NEW YORK/LONDON, August 21, 2018 – Wealth managers are requesting improved insight into internal, customer, and third-party data alongside alternative data to power AI technology and identify new opportunities that deliver improved outcomes for clients, according to a new Thomson Reuters and Celent report. This growing trend is due to technological applications like robo-advice technology and next-generation financial planning platforms being often too narrow in scope and hamstrung by data constraints.
In order to better understand how AI in wealth management can empower wealth managers and advisors, Thomson Reuters commissioned Celent to conduct the report titled “Putting the AI in Data” to inform executive leadership eager to understand how technology needs and choices, aligned with organizational goals around the treatment of data, could influence business outcomes.
According to the report, in recent years, data has become the lifeblood of the modern wealth management organization, with firms starting to review the ways their enterprise information is managed and integrate alternative data into their wealth management platforms. Big data requirements and legacy processing systems make the need for quality internal data to be more accurate, and by using data mining and pattern recognition, new technologies can help flag or highlight areas that the human advisor would not otherwise even consider.
The issue is that some of this data may be difficult to analyze or store within a conventional relational database. However, enterprise data models like knowledge graphs, which use natural language processing to enrich and make sense of big data such as Thomson Reuters Intelligent Tagging (in which each data point is assigned its own ID), can be used to address these matters and channel the most relevant information to the advisor and render it digestible.

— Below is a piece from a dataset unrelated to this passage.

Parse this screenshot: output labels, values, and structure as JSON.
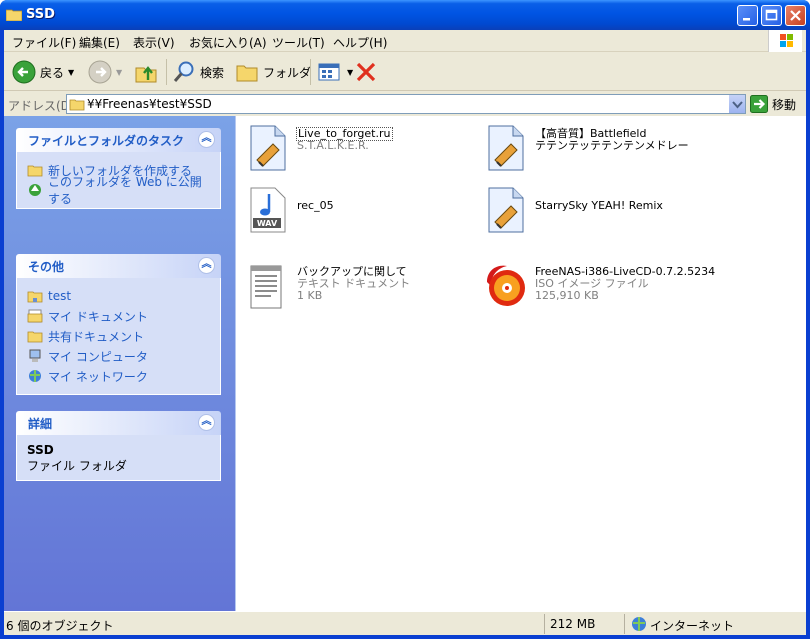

“Smarter advisors equal smarter investors, equal smarter investment decisions. Using artificial intelligence to mine big data represents a seismic shift in the wealth management industry. The potential benefits to advisors and their clients are enormous,” said David Akellian, managing director and global head of Wealth Management at Thomson Reuters. “The challenge, however, is to integrate new technologies like big open linked data and intelligent tagging into more advanced solutions, whereby uncovering critical information and insight based on a clients portfolio - directly to them via their digital portal.”
“Our latest research shows that the wealth management industry continues to be transformed by AI. One of the keys to unlocking the potential of AI in wealth management is through advisor empowerment, which requires that data be made more accessible to non-technical enterprise consumers, both in terms of tools and the digestibility of the data itself,” said Will Trout, senior analyst at Celent. “Big data tools such as intelligent tagging and knowledge graphs are now being used to uncover previously hidden connections and insights, empowering advisors and adding dramatic client value, while revolutionizing the industry for the better.”
Thomson Reuters Intelligent Tagging uses advanced natural-language processing, text analytics, and data-mining technologies to quickly process huge volumes of textual content to recognize entities, topics, and events. The tool analyzes submitted, unstructured text documents and uses algorithms to understand meaning and recognize entities such as companies, organizations and assigning ID’s to help find new information more quickly.
Data collection and conclusions in the Thomson Reuters commissioned report were compiled by Celent. All executives surveyed are directly involved in wealth management and work for a broad range of firms, including wealth management firms, asset-management firms, investment banks, private banks, family offices, online-only firms and independent wealth management firms.